Figure 2: Net Income Rarely Exceeds NOPAT
Sources: New Constructs, LLC and company filings.
Look for downward revisions in earnings estimates before the end of the year. EPIQ might be able to manage quarterly earnings, which are unaudited and don't contain footnotes. It won't be able to maintain its inflated appearance of profitability in its annual report, though. Long term, the prospects for EPIQ look bleak. To justify its valuation of ~$14/share, the company must grow NOPAT 20% compounded annually for 15 years. Even assuming EPIQ can maintain margins and market share as the eDiscovery industry grows, it's hard to construct a scenario where it can meet those lofty expectations.
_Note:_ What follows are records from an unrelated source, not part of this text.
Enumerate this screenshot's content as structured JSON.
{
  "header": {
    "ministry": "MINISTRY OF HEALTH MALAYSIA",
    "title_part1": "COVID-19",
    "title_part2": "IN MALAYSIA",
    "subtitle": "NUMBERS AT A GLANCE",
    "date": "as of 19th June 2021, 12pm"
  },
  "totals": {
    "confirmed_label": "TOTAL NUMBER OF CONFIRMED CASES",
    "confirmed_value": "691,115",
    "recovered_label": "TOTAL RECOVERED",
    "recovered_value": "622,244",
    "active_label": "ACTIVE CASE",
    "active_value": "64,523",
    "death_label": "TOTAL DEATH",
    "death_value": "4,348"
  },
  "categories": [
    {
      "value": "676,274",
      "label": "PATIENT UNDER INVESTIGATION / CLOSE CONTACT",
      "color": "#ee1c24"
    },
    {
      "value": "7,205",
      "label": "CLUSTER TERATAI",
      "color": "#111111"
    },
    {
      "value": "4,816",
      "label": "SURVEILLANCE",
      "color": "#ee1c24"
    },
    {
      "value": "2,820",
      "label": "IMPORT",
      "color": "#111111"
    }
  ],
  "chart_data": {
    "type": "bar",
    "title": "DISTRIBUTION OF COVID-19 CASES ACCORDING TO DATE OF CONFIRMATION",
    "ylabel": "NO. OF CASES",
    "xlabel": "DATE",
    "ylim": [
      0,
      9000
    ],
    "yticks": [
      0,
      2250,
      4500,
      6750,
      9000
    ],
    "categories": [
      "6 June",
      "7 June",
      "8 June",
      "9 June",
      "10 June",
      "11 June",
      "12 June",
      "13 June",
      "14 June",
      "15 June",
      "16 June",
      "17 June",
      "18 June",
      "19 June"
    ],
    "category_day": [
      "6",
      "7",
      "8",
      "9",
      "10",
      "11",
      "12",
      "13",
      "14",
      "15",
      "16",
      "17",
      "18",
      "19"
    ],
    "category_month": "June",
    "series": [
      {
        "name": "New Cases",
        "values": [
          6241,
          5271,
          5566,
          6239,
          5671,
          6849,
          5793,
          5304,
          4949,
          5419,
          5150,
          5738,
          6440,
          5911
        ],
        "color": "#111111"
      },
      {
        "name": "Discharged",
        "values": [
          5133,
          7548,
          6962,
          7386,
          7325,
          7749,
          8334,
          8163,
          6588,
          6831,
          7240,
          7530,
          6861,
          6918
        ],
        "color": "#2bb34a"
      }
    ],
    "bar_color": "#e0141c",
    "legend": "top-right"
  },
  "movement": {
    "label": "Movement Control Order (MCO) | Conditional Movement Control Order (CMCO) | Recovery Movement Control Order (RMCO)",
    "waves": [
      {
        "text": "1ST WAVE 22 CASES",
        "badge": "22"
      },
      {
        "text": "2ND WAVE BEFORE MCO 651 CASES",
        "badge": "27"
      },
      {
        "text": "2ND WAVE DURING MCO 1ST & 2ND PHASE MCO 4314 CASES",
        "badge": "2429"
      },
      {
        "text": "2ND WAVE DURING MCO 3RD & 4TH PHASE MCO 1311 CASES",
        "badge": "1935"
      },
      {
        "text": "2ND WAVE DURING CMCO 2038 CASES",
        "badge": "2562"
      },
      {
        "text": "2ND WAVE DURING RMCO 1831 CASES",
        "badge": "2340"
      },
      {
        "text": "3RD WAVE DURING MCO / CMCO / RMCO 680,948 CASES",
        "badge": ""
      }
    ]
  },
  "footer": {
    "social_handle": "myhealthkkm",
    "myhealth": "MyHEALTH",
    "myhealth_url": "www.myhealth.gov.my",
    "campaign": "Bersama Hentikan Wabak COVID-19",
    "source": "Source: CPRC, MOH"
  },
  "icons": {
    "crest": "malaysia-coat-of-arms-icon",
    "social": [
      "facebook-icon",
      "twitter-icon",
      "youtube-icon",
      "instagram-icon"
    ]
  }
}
Investors looking at EPIQ as a growth stock need to do proper diligence to see that there is not as much growth as GAAP results suggest. In reality, EPIQ has shrinking margins, stagnant profits, and one-third of the company is in a long-term decline. To even meet analyst estimates for the year it needs nearly 50% growth in profits. Look for analysts, and the market, to sour on EPIQ in the near future as its artificially high profits are stripped away and its true profitability revealed.
Sam McBride contributed to this article.
Disclosure: I have no positions in any stocks mentioned, and no plans to initiate any positions within the next 72 hours. I wrote this article myself, and it expresses my own opinions. I am not receiving compensation for it. I have no business relationship with any company whose stock is mentioned in this article.
Additional Disclosure: David Trainer and Sam McBride receive no compensation to write about any specific stock, sector, or theme.